R C’est évident que l’actualité a été marquée ces dernières années par l’implication des soldats canadiens en Afghanistan. Des hommes politiques ont voulu le souligner en rebaptisant l’autoroute Henri-IV en autoroute de la Bravoure. Personne d’ailleurs ne conteste la bravoure des soldats ni ne dit qu’aucun lieu ne doit rendre hommage aux soldats qui se sont battus pour le Québec ou la Nouvelle-France. De nombreux lieux rendent déjà hommage à la bravoure, que l’on pense au parc des Braves, à la rue des Braves. Il y a d’autres endroits aussi qui soulignent la contribution des militaires. Pourquoi en rajouter en enlevant Henri IV du paysage public québécois alors qu’il occupe une place absolument fondamentale dans la création de la Nouvelle-France? D’autant plus que c’est le dernier roi de France qui a chargé à la tête de ses armées, donc c’était un brave!
Q Cette tendance à gommer l’histoire de la Nouvelle-France est-elle un phénomène récent au Québec?
R Lorsque la société québécoise s’est développée, on s’est tourné vers des noms de personnages qui rappelaient le passé laurentien du Québec, plutôt que vers ceux qui rappelaient l’ancien régime monarchique français.

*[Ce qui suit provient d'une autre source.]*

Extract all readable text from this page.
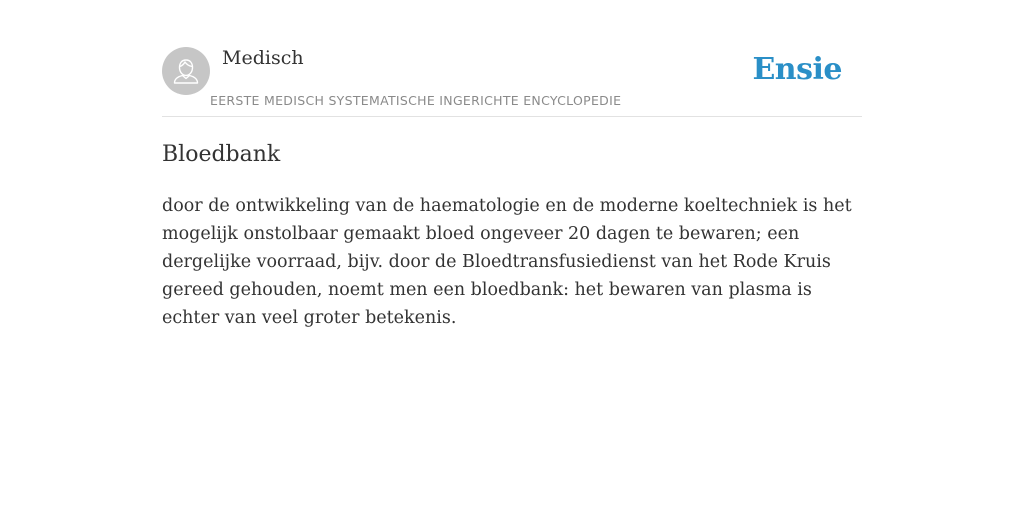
Medisch
EERSTE MEDISCH SYSTEMATISCHE INGERICHTE ENCYCLOPEDIE
Ensie
Bloedbank

door de ontwikkeling van de haematologie en de moderne koeltechniek is het mogelijk onstolbaar gemaakt bloed ongeveer 20 dagen te bewaren; een dergelijke voorraad, bijv. door de Bloedtransfusiedienst van het Rode Kruis gereed gehouden, noemt men een bloedbank: het bewaren van plasma is echter van veel groter betekenis.
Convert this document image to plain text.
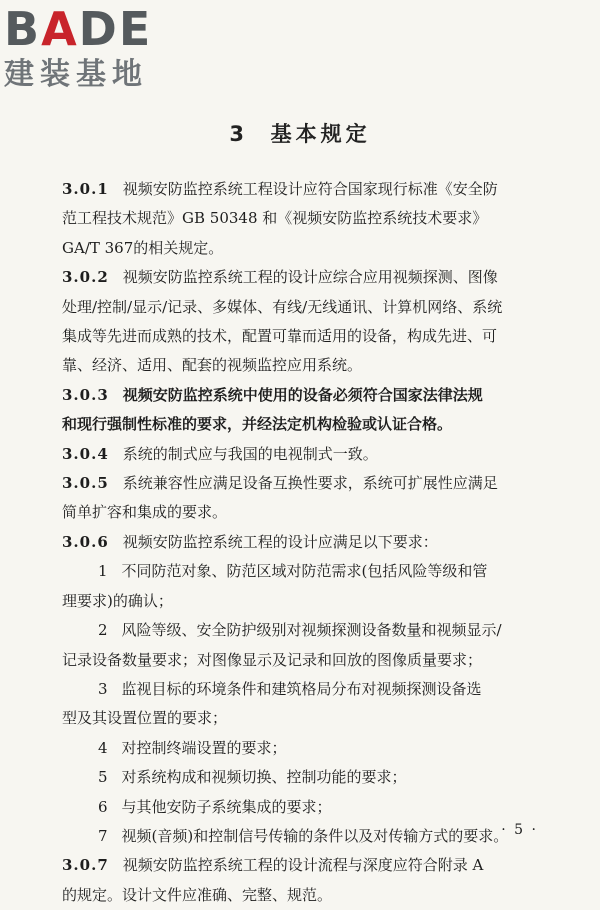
BADE
建装基地
3  基本规定
3.0.1 视频安防监控系统工程设计应符合国家现行标准《安全防
范工程技术规范》GB 50348 和《视频安防监控系统技术要求》
GA/T 367的相关规定。
3.0.2 视频安防监控系统工程的设计应综合应用视频探测、图像
处理/控制/显示/记录、多媒体、有线/无线通讯、计算机网络、系统
集成等先进而成熟的技术，配置可靠而适用的设备，构成先进、可
靠、经济、适用、配套的视频监控应用系统。
3.0.3 视频安防监控系统中使用的设备必须符合国家法律法规
和现行强制性标准的要求，并经法定机构检验或认证合格。
3.0.4 系统的制式应与我国的电视制式一致。
3.0.5 系统兼容性应满足设备互换性要求，系统可扩展性应满足
简单扩容和集成的要求。
3.0.6 视频安防监控系统工程的设计应满足以下要求：
1 不同防范对象、防范区域对防范需求(包括风险等级和管
理要求)的确认；
2 风险等级、安全防护级别对视频探测设备数量和视频显示/
记录设备数量要求；对图像显示及记录和回放的图像质量要求；
3 监视目标的环境条件和建筑格局分布对视频探测设备选
型及其设置位置的要求；
4 对控制终端设置的要求；
5 对系统构成和视频切换、控制功能的要求；
6 与其他安防子系统集成的要求；
7 视频(音频)和控制信号传输的条件以及对传输方式的要求。
3.0.7 视频安防监控系统工程的设计流程与深度应符合附录 A
的规定。设计文件应准确、完整、规范。
· 5 ·
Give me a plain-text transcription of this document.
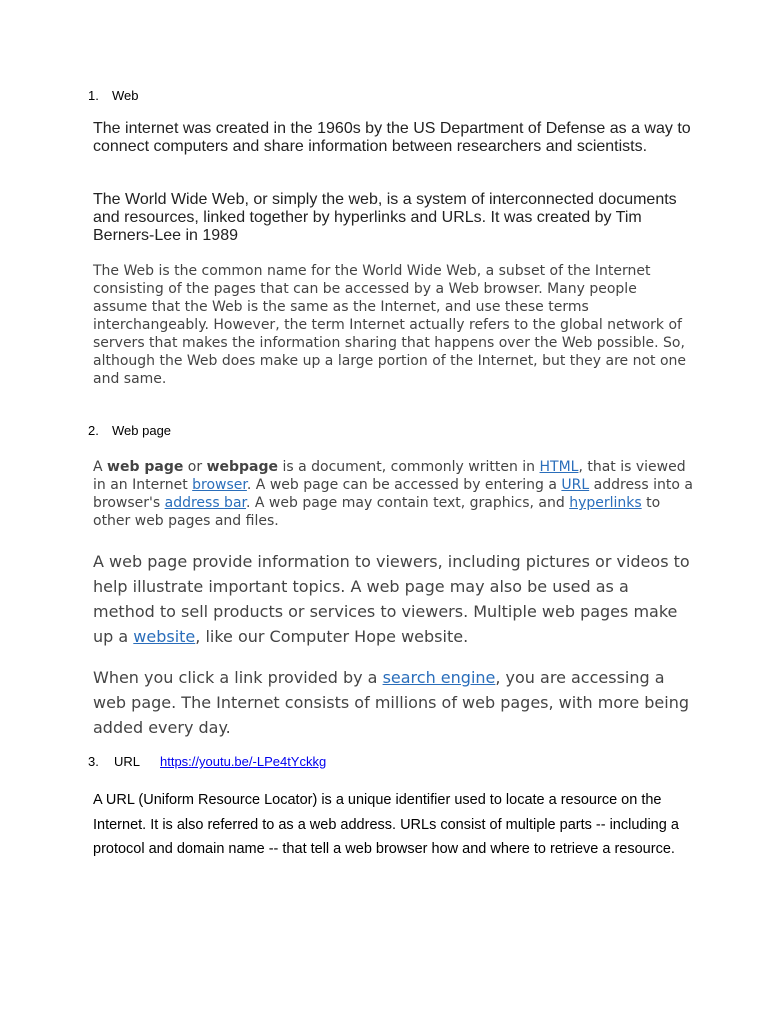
1. Web

The internet was created in the 1960s by the US Department of Defense as a way to connect computers and share information between researchers and scientists.

The World Wide Web, or simply the web, is a system of interconnected documents and resources, linked together by hyperlinks and URLs. It was created by Tim Berners-Lee in 1989

The Web is the common name for the World Wide Web, a subset of the Internet consisting of the pages that can be accessed by a Web browser. Many people assume that the Web is the same as the Internet, and use these terms interchangeably. However, the term Internet actually refers to the global network of servers that makes the information sharing that happens over the Web possible. So, although the Web does make up a large portion of the Internet, but they are not one and same.

2. Web page

A web page or webpage is a document, commonly written in HTML, that is viewed in an Internet browser. A web page can be accessed by entering a URL address into a browser's address bar. A web page may contain text, graphics, and hyperlinks to other web pages and files.

A web page provide information to viewers, including pictures or videos to help illustrate important topics. A web page may also be used as a method to sell products or services to viewers. Multiple web pages make up a website, like our Computer Hope website.

When you click a link provided by a search engine, you are accessing a web page. The Internet consists of millions of web pages, with more being added every day.

3. URL https://youtu.be/-LPe4tYckkg

A URL (Uniform Resource Locator) is a unique identifier used to locate a resource on the Internet. It is also referred to as a web address. URLs consist of multiple parts -- including a protocol and domain name -- that tell a web browser how and where to retrieve a resource.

Cela fait partie de la construction de l’identité québécoise. On privilégiait des héros locaux, sans mentionner l’abandon réel ou présumé de la Nouvelle-France par la France, un sujet délicat à une certaine époque. Personne ne penserait à enlever le nom de Jacques Cartier ou de Champlain. On ne va pas enlever la rue Louis-Hébert ou Frontenac, mais on oublie que ces gens-là étaient les sujets de rois qui ont eu un rôle essentiel à jouer dans le développement et l’avenir de la Nouvelle-France. Il faut aussi se souvenir qu’Henri IV a réussi ce que bien peu d’hommes politiques ont pu faire, soit réconcilier un peuple divisé par 35 ans de guerre civile. Il a mis sur pied une politique de réconciliation nationale qui a eu du succès, il aussi restauré l’économie, le commerce et l’agriculture, et les coffres du royaume se sont regarnis. Il pourrait donc servir de modèle politique pour bien des gens. Henri IV symbolise l’ouverture vers l’autre, la volonté d’oublier ses griefs pour travailler avec ses ennemis d’hier dans le bien commun. Que demander de plus à un politicien?